La porosité des frontières
À bord du Transsibérien, Anna fait la connaissance de Gaby, une artiste à l’essence sublimée qui, par son intensité, incarne à la fois la puissance et le danger du feu, pareillement au voyage qui fait figure tantôt de découverte, tantôt de fuite en avant — tout comme la course d’Anna sur le lac ressemble à un acte de suprême liberté en même temps qu’elle met en scène un moment de pure perdition. Cette dualité des pôles qui se remarque un peu partout dans le roman rend compte de la proximité des contraires qui peuvent cohabiter et influer l’un sur l’autre, pouvant à tout moment faire pencher d’un côté notre courage et nos vacillements. Le personnage d’Éléonore, tante de Gaby, en est sûrement le meilleur exemple. Éprise par l’envie du vaste monde, elle n’est pas née dans la bonne époque. On lui demande de prendre époux, de devenir infirmière ou secrétaire et de mener une vie rangée et sans fracas; elle rêve plutôt de s’envoler vers les étoiles avec Youri Gagarine, le premier homme à avoir aperçu l’espace. On finira par lui faire subir une lobotomie, la reléguant du bord de la folie. Perreault l’avoue, ce livre en est un sur les obsessions; quand ce qui s’obstine nous pousse vers notre but, quand la conviction va jusqu’au vertige. « J’aime être une folle qui se parle à elle-même », affirme Anna.

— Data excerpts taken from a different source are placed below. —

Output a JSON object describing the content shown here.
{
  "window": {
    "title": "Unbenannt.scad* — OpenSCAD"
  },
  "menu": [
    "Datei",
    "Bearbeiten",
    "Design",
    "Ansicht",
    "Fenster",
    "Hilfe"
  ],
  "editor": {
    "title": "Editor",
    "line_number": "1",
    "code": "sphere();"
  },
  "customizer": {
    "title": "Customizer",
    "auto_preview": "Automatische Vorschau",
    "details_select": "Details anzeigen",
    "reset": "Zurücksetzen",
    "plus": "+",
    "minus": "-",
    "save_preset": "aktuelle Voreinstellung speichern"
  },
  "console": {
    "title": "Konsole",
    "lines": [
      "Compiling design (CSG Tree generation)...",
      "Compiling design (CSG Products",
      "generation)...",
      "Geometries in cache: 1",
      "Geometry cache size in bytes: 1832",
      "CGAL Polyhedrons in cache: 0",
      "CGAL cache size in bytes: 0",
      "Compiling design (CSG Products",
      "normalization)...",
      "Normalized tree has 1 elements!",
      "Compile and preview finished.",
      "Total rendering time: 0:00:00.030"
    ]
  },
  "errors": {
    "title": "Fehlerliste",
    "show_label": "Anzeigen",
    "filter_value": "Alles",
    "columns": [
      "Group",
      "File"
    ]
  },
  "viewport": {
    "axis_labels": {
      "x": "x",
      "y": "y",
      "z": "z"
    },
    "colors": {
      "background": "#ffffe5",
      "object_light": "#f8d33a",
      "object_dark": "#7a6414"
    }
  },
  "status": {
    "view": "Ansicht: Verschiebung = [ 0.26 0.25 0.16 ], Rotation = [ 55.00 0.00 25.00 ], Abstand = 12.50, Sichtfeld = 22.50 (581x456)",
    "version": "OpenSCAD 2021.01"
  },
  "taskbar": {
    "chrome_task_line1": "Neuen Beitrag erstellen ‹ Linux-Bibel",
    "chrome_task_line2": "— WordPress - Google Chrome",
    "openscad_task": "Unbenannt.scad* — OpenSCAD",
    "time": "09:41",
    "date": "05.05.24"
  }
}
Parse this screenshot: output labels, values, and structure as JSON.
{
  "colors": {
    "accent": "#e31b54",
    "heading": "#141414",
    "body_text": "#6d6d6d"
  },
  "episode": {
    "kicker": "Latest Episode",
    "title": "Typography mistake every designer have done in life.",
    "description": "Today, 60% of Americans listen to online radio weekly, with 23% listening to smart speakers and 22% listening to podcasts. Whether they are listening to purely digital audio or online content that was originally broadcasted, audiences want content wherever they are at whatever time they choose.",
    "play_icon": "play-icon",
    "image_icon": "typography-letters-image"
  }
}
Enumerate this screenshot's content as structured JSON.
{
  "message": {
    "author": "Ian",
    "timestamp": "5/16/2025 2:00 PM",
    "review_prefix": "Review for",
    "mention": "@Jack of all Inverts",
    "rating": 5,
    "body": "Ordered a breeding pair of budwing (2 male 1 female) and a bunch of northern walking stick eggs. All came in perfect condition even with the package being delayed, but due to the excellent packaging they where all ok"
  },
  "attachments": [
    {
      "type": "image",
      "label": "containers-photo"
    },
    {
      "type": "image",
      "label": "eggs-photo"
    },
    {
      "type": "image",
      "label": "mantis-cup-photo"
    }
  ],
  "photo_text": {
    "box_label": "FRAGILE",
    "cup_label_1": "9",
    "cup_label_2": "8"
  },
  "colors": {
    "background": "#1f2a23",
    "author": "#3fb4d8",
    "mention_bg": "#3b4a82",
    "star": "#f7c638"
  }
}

Chez Annie Perreault, l’acte d’écriture a un rapport avec la volonté de combler les manques, d’éclaircir les mystères qui entourent certains événements de nos vies ou encore de donner suite aux récits inachevés. Dans son plus récent roman, elle relate un accident de chasse qui a coûté une jambe à son oncle et autour duquel a toujours plané une atmosphère de non-dits. « Je pense que tous mes textes vont de ce côté-là, remplir les espaces vacants sans tout révéler. Dans le titre Les grands espaces, au-delà du parcours des vastes lieux, il y a la distance qui peut y avoir entre nous et certaines personnes, qu’on se trouve dans la même pièce ou à l’autre bout du monde », exprime l’autrice en faisant référence à une rupture d’amitié qu’elle-même et le personnage d’Anna vivront difficilement.

Briguer la chaleur
Les grands espaces, ce sont encore les trous béants pas encore colmatés que laissent certaines blessures, ce sont aussi les interstices qui permettent au froid de s’infiltrer pour nous ravir la chaleur des corps et des âmes. « Je demande aux gens que je photographie de me faire une confidence de froid. […] Rien de compliqué : tu me racontes le plus grand froid, la plus atroce froideur que tu as vécue », dit Gaby aux personnes qu’elle rencontre. Les témoignages recueillis parlent de l’autosabotage d’un cœur qui aime, des silences lourds de sens et de secrets, du deuil qui installe bien sûr sa froidure pendant ce qui nous semble parfois un siècle, des prises de conscience qui donnent froid dans le dos, du mois d’août au Yukon où vent et neige rivalisent. Mais les histoires de grand froid qu’Annie Perreault reçoit après avoir lancé un appel à tous, une fois mises en commun, apportent une chaleur qui émane du lien créé par la confidence. « Souvent, quand il y a des romans de froid, on est à l’intérieur, on est encabanés, on se réfugie, on regarde par la fenêtre, alors que moi, ça allait se passer dehors », précise l’autrice. Choisir d’affronter la tempête et y trouver son compte, se laisser renverser par les bourrasques au lieu de se terrer en place exiguë, voilà le parti pris de ce très beau roman. « On ne peut pas faire abstraction des vents, des grondements, des craquements de la glace qui fêle », dit Anna. Réduire les distances en prenant parole, rire de notre liberté malgré le risque que nous avons pris, transmuer l’austérité de la glace en étincelle ardente, écrire au nom de ce qui a échoué et faire de nos fissures des espaces où les autres puissent nous rejoindre.